ADI-Labs / density

wireless density API
13 stars 26 forks source link

Exploratory Data Analysis (Time Series) #197

Open alanhdu opened 8 years ago

alanhdu commented 8 years ago

Use .csv dump and get sense of data.

Questions:

alexander-yu commented 8 years ago

From eyeballing plots of various floors/buildings (IPython notebook link with plots below), there's a couple observations that I've made:

  1. There are some pretty notable seasonal effects to the time series, which implies that our time series aren't stationary.
  2. Specifically, we can see seasonality at the daily, weekly, and annual level (I haven't seen any notable patterns on a monthly basis).

    On the daily and weekly level, the capacities are pretty predictable in terms of relative capacities. That is, there are much more people during the day at around 3 p.m. than in the morning or after 9 p.m., and numbers tend to die down near closing hours for the buildings that do close, and there are usually more people in study spaces in the middle of the week than there are on weekends. For dining halls, it's again pretty predictable; much more people during normal eating periods like early afternoon or around 6 p.m. than in the early morning or near closing hours.

    On the annual level, the seasonal effects tend to correspond more closely with the academic calendar; capacities really die down during holidays and breaks, and there are certainly peaks (especially in libraries) as the year approaches midterms/finals.

  3. It also turns out that people tend not to stay in buildings too much after closing time; for libraries this tends not to be the case anyways, since those libraries with actual closing hours tend to get cleared out by staff (personal experience).

    However, we can still see some people in buildings (Lerner for example) past closing time. For some of these plots, though, it's a bit difficult to tell whether it's a handful of people loitering past hours or it's other devices in the building (like printers/desktops); for example, as the last plot in the IPython notebook shows, on 11/01/14, Avery 2 constantly had some number of devices counted, which I'm guessing are printers or something.

Link to IPython Notebook: https://github.com/afy2103/Density-Data-Analysis/blob/master/density.ipynb

alanhdu commented 8 years ago

@afy2103 Nice work. I've made a pull request (https://github.com/afy2103/Density-Data-Analysis/pull/1) with some technical comments about the analysis. A couple of high-level comments:

alexander-yu commented 8 years ago

Got it; thanks for the edits/comments. Apologies about the code being hacked together as it was (and I should probably get familiar with the pandas documentation more). Should I incorporate the edits in your version of the IPython notebook into mine without merging the commits?

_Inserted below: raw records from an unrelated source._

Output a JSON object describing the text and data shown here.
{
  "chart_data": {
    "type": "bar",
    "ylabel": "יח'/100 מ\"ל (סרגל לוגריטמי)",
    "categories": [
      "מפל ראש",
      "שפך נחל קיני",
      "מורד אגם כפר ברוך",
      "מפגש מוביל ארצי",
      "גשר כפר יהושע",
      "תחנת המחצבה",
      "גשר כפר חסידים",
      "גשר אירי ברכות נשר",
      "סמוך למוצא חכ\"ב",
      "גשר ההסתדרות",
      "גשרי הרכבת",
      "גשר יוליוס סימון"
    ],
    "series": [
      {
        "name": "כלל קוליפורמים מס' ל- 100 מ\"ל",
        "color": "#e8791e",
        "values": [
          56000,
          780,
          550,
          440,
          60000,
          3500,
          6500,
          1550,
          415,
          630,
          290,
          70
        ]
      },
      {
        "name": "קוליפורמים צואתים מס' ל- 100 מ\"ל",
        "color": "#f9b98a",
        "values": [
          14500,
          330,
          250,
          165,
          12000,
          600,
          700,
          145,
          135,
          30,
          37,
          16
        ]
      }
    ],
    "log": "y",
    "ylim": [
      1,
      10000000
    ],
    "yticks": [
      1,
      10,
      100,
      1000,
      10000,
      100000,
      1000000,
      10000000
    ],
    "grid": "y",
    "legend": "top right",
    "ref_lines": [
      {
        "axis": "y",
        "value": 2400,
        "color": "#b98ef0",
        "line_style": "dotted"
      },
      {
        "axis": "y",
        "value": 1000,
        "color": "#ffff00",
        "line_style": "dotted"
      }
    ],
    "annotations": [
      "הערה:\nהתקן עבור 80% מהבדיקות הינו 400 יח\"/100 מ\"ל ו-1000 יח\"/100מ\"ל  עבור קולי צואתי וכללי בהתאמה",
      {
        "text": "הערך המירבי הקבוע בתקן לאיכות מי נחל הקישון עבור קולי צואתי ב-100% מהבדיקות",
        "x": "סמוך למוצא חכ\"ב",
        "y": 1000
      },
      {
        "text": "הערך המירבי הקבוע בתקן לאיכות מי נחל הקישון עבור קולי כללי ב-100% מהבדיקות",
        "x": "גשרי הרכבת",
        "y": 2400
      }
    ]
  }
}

I'll get some autocorrelation plots together, and also address that hole in the data in a later post.

alexander-yu commented 8 years ago

Update:

  1. From the autocorrelation plots (notebook included in the already linked repo), there's definitely the sort of behavior on the hourly/daily level that we can see from eyeballing the plots, though in some cases it's not as statistically significant as we'd like (in particular on the daily level of seasonality). For example, with Butler 3, the autocorrelation plot shows local min/max points at the half-week/full-week points, which is what we would expect, but many of the points are below the threshold for statistical significance (Avery had better results there). The hourly level is better, since we can see significance at the 12-hour and 24-hour intervals, which is exactly what we would expect.
  2. We can see some of the seasonality we'd like to have from the weekly autocorrelation plots, but it's even less significant; a lot of this is probably because we simply just don't have enough data for that (the hole in the data doesn't help with that, since pandas isn't able to compute the autocorrelations past that point).
  3. As for the hole in the data, it seems to be about a month where for some reason there's nothing recorded: also something interesting to note is that suddenly after that hole ends, there's a new group of routers called Butler 301 that starts recording, separately from Butler 3 (the updated IPython notebook, density.ipynb, shows this). Was this a new group of routers put in by Columbia? It looks like it's a separate count from the rest of Butler 3, as the capacity recorded in Butler 3 is now significantly lower than what it's been historically -- does this also affect Density's current capacity estimations?